Mukaddes Kitap bazı kişilerin hatalı düşünüş tarzlarını değiştirdiklerini de gösterir. Örneğin mezmur yazarı Asaf’ı düşünün. Kötüler görünüşte rahat yaşadıklarından, şöyle dedi: “Gerçek yüreğimi boş yere temizlemişim.” Fakat Yehova’nın evine gittikten ve pak tapınmanın yararları üzerinde derin düşündükten sonra Asaf’ın aklı başına geldi. Üstelik 73’üncü Mezmurda hatasını kabul etti.

Yunus da yanlış düşünüş tarzının görüşünü bulandırmasına izin verdi. Nineve şehrinde vaaz ettikten sonra, şehrin sakinlerinin esirgenmelerinden çok kendisinin haklılığıyla ilgilendi. Nineveliler tövbe ettikleri halde, Yunus, Yehova’nın onları cezalandırmayışına gücenmişti; ama Tanrı onu doğrulttu. Yunus görüşünün yanlış olduğunu anlamıştı, zira Mukaddes Kitabın bir kısmı olan ve kendi ismini taşıyan kitapta hatalarını dürüstçe kabul etmektedir.—Yunus 3:10–4:11.

Eyub, yanılarak, sıkıntılarına İblis Şeytanın değil Yehova Tanrı’nın neden olduğunu sandığında, çektiği acıları hak etmediğini kanıtlamaya çalıştı. O, şu büyük davadan haberdar değildi: Tanrı’nın hizmetçileri denemeler altında O’na sadık kalacak mıydı? (Eyub 1:9-12) Önce Elihu ve daha sonra Yehova hatasını görmesine yardım ettikten sonra, Eyub şunu kabul etti: “Anlamadığım şeyleri söyledim, . . . . Bundan ötürü kendimi hor görmekteyim, ve tozda ve külde tövbe eylemekteyim.”—Eyub 42:3, 6.

Hatalarımızı kabul etmemiz, Tanrı ile iyi bir ilişkiyi sürdürmemize yardım eder. Önceki örneklerin gösterdiği gibi eğer hatalarımızı kabul eder ve yanlış düşüncelerimizi, düşüncesizce söylediğimiz sözleri veya mantıksız davranışlarımızı kabul edip onları doğrultmak üzere elimizden geleni yaparsak, Tanrı hatalarımız yüzünden bizi mahkûm etmeyecektir. Bu bilgiyi nasıl uygulayabiliriz?

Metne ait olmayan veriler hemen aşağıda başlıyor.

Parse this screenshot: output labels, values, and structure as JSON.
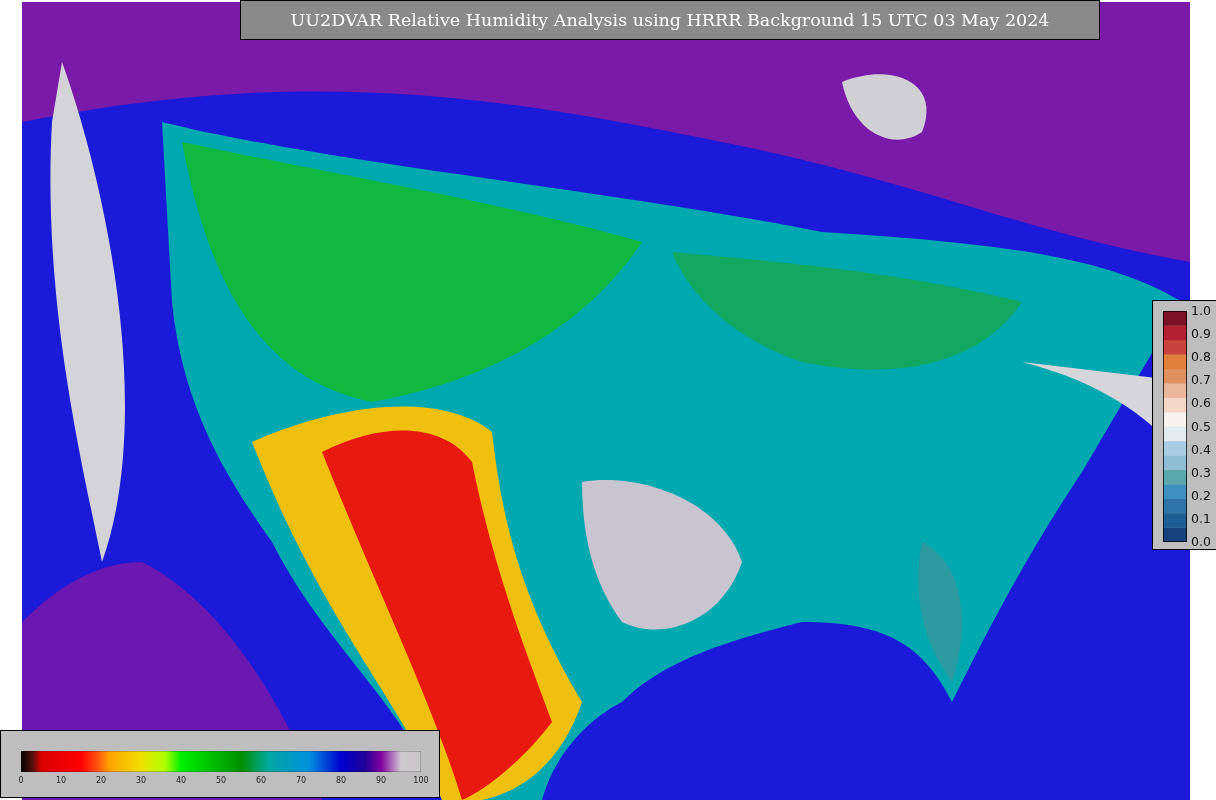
{
  "title": "UU2DVAR Relative Humidity Analysis using HRRR Background 15 UTC 03 May 2024",
  "humidity_colorbar": {
    "ticks": [
      "0",
      "10",
      "20",
      "30",
      "40",
      "50",
      "60",
      "70",
      "80",
      "90",
      "100"
    ]
  },
  "observation_colorbar": {
    "ticks": [
      "1.0",
      "0.9",
      "0.8",
      "0.7",
      "0.6",
      "0.5",
      "0.4",
      "0.3",
      "0.2",
      "0.1",
      "0.0"
    ]
  }
}
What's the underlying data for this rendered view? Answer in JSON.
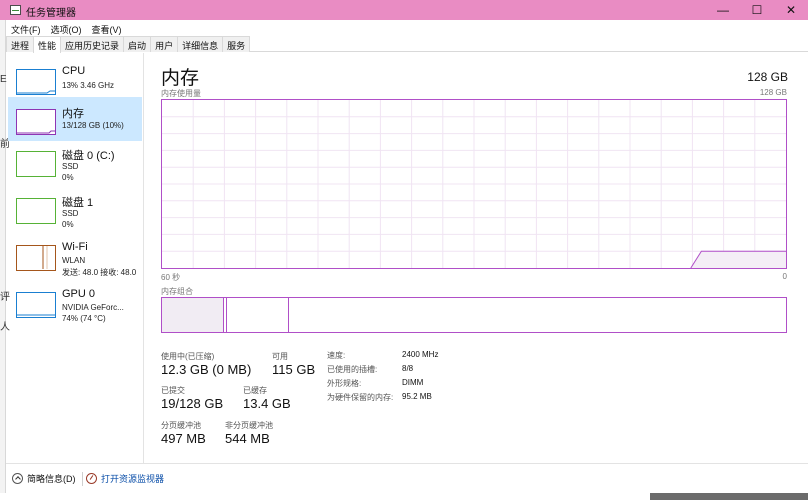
{
  "window": {
    "title": "任务管理器",
    "minimize": "—",
    "maximize": "☐",
    "close": "✕"
  },
  "menu": [
    "文件(F)",
    "选项(O)",
    "查看(V)"
  ],
  "tabs": [
    "进程",
    "性能",
    "应用历史记录",
    "启动",
    "用户",
    "详细信息",
    "服务"
  ],
  "active_tab": "性能",
  "edge_glyphs": [
    "E",
    "前",
    "评",
    "人"
  ],
  "sidebar": {
    "items": [
      {
        "name": "CPU",
        "sub1": "13% 3.46 GHz",
        "sub2": "",
        "color": "#1a7fd1"
      },
      {
        "name": "内存",
        "sub1": "13/128 GB (10%)",
        "sub2": "",
        "color": "#8e35b4",
        "active": true
      },
      {
        "name": "磁盘 0 (C:)",
        "sub1": "SSD",
        "sub2": "0%",
        "color": "#56b236"
      },
      {
        "name": "磁盘 1",
        "sub1": "SSD",
        "sub2": "0%",
        "color": "#56b236"
      },
      {
        "name": "Wi-Fi",
        "sub1": "WLAN",
        "sub2": "发送: 48.0  接收: 48.0",
        "color": "#a5561b"
      },
      {
        "name": "GPU 0",
        "sub1": "NVIDIA GeForc...",
        "sub2": "74% (74 °C)",
        "color": "#1a7fd1"
      }
    ]
  },
  "main": {
    "title": "内存",
    "total": "128 GB",
    "graph_label": "内存使用量",
    "graph_max": "128 GB",
    "axis_left": "60 秒",
    "axis_right": "0",
    "composition_label": "内存组合",
    "graph_series_fraction": [
      0,
      0,
      0,
      0,
      0,
      0,
      0,
      0,
      0,
      0,
      0,
      0,
      0,
      0,
      0,
      0,
      0,
      0,
      0,
      0,
      0,
      0,
      0,
      0,
      0,
      0,
      0,
      0,
      0,
      0,
      0,
      0,
      0,
      0,
      0,
      0,
      0,
      0,
      0,
      0,
      0,
      0,
      0,
      0,
      0,
      0,
      0,
      0,
      0,
      0,
      0,
      0.1,
      0.1,
      0.1,
      0.1,
      0.1,
      0.1,
      0.1,
      0.1,
      0.1
    ],
    "graph_color": "#b04fc8",
    "stats": {
      "in_use_label": "使用中(已压缩)",
      "in_use_value": "12.3 GB (0 MB)",
      "available_label": "可用",
      "available_value": "115 GB",
      "committed_label": "已提交",
      "committed_value": "19/128 GB",
      "cached_label": "已缓存",
      "cached_value": "13.4 GB",
      "paged_label": "分页缓冲池",
      "paged_value": "497 MB",
      "nonpaged_label": "非分页缓冲池",
      "nonpaged_value": "544 MB"
    },
    "details": [
      {
        "label": "速度:",
        "value": "2400 MHz"
      },
      {
        "label": "已使用的插槽:",
        "value": "8/8"
      },
      {
        "label": "外形规格:",
        "value": "DIMM"
      },
      {
        "label": "为硬件保留的内存:",
        "value": "95.2 MB"
      }
    ]
  },
  "footer": {
    "fewer_details": "简略信息(D)",
    "open_monitor": "打开资源监视器"
  }
}
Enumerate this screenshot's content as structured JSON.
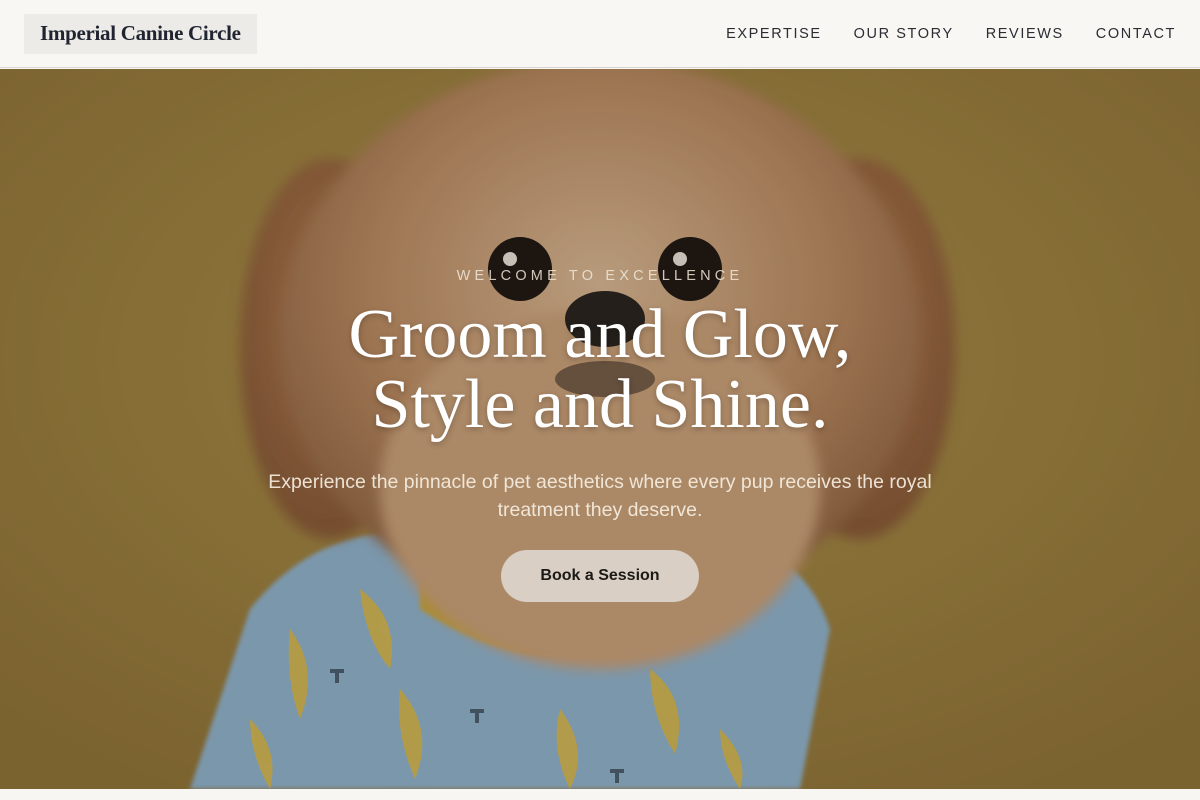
{
  "site": {
    "brand": "Imperial Canine Circle"
  },
  "nav": {
    "items": [
      {
        "label": "EXPERTISE"
      },
      {
        "label": "OUR STORY"
      },
      {
        "label": "REVIEWS"
      },
      {
        "label": "CONTACT"
      }
    ]
  },
  "hero": {
    "eyebrow": "WELCOME TO EXCELLENCE",
    "headline_line1": "Groom and Glow,",
    "headline_line2": "Style and Shine.",
    "subhead": "Experience the pinnacle of pet aesthetics where every pup receives the royal treatment they deserve.",
    "cta_label": "Book a Session",
    "image_subject": "fluffy dog in blue banana-print shirt on mustard background"
  },
  "colors": {
    "header_bg": "#f8f7f3",
    "hero_bg": "#a48845",
    "cta_bg": "#d9cfc4",
    "text_dark": "#1f2430"
  }
}
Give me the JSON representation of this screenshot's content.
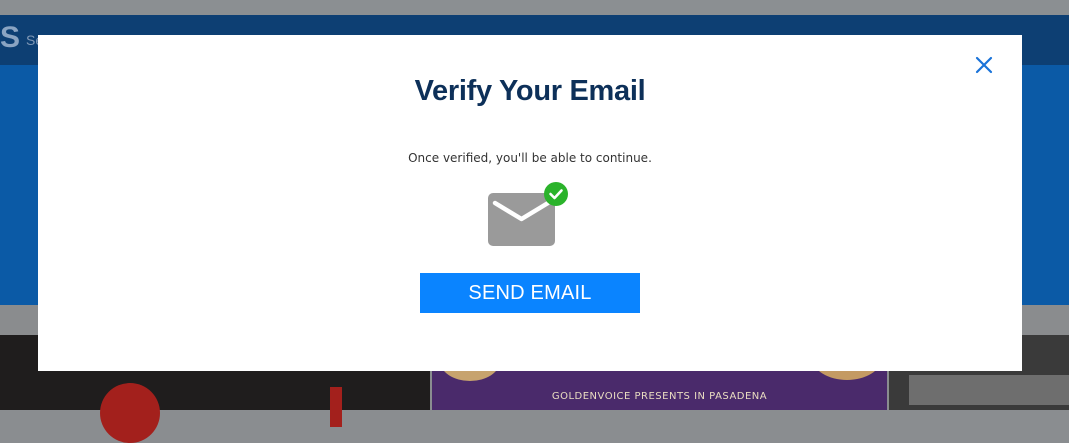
{
  "background": {
    "logo_text": "S",
    "search_text": "Se",
    "tile_banner_text": "GOLDENVOICE PRESENTS IN PASADENA"
  },
  "modal": {
    "title": "Verify Your Email",
    "description": "Once verified, you'll be able to continue.",
    "send_button_label": "SEND EMAIL",
    "icons": {
      "close": "close-icon",
      "mail": "envelope-icon",
      "verified": "check-badge-icon"
    }
  },
  "colors": {
    "accent": "#0a84ff",
    "title": "#0d3059",
    "close": "#1a73d9",
    "check_badge": "#2bb32b",
    "envelope": "#9a9a9a"
  }
}
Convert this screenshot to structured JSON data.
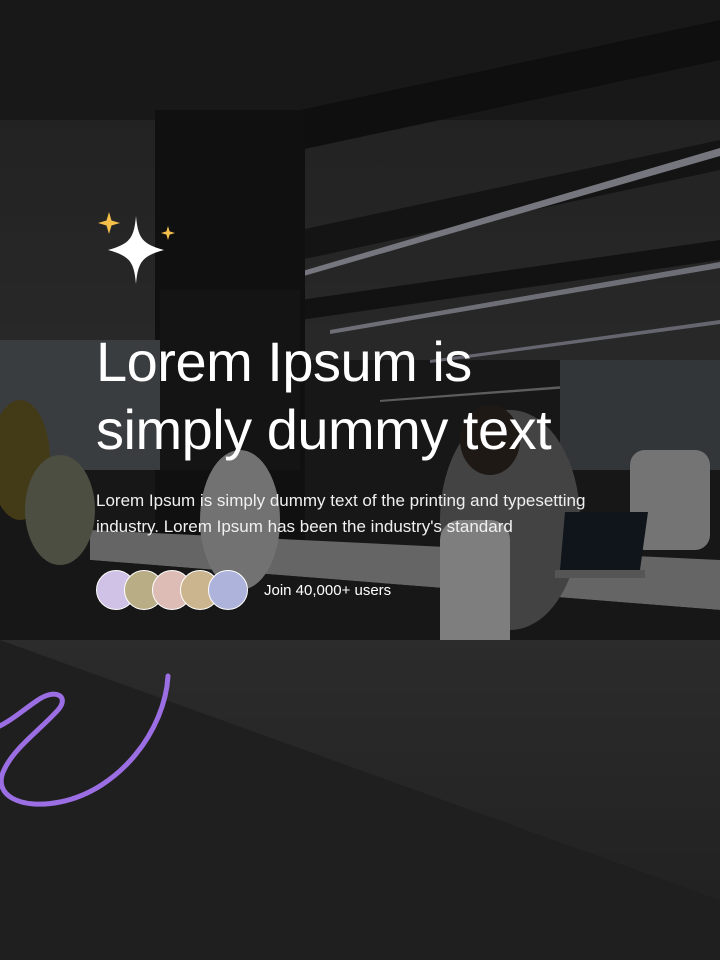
{
  "hero": {
    "headline_line1": "Lorem Ipsum is",
    "headline_line2": "simply dummy text",
    "subtext": "Lorem Ipsum is simply dummy text of the printing and typesetting industry. Lorem Ipsum has been the industry's standard",
    "users_label": "Join 40,000+ users"
  },
  "avatars": [
    {
      "name": "avatar-1",
      "color": "#cfc2e6"
    },
    {
      "name": "avatar-2",
      "color": "#b9ad85"
    },
    {
      "name": "avatar-3",
      "color": "#dcbcb4"
    },
    {
      "name": "avatar-4",
      "color": "#cbb58e"
    },
    {
      "name": "avatar-5",
      "color": "#aeb3dc"
    }
  ],
  "icons": {
    "sparkle": "sparkle-icon",
    "squiggle": "squiggle-decoration"
  },
  "colors": {
    "sparkle_small": "#f5c04a",
    "sparkle_large": "#ffffff",
    "squiggle": "#9b6fe3",
    "text": "#ffffff"
  }
}
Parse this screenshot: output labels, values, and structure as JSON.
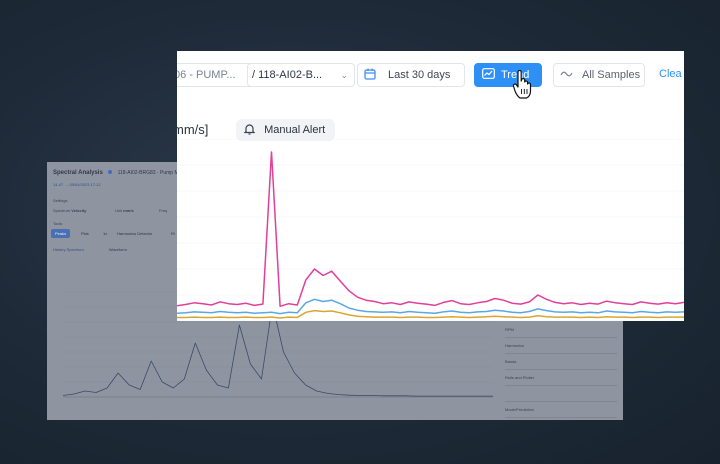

Hatalarımızla İlgili Bir Şeyler Yapmak

Bir hatayı alçakgönüllülükle kabul etmek ve onunla ilgili bir şeyler yapmak aile bağlarını güçlendirebilir. Örneğin bir anne veya baba yorgun veya sinirli olduğundan çocuğunu disiplin ederken fazla sert davranmış olabilir. Bu hatayı düzeltmeyi reddetmenin kötü etkileri olabilir. Bundan dolayı resul Pavlus şöyle yazdı: “Babalar, çocuklarınızı kızdırmayın; fakat onları Yehova’nın disiplini ve zihinsel ayarlamalarıyla yetiştirmeye devam edin.”—Efesoslular 6:4.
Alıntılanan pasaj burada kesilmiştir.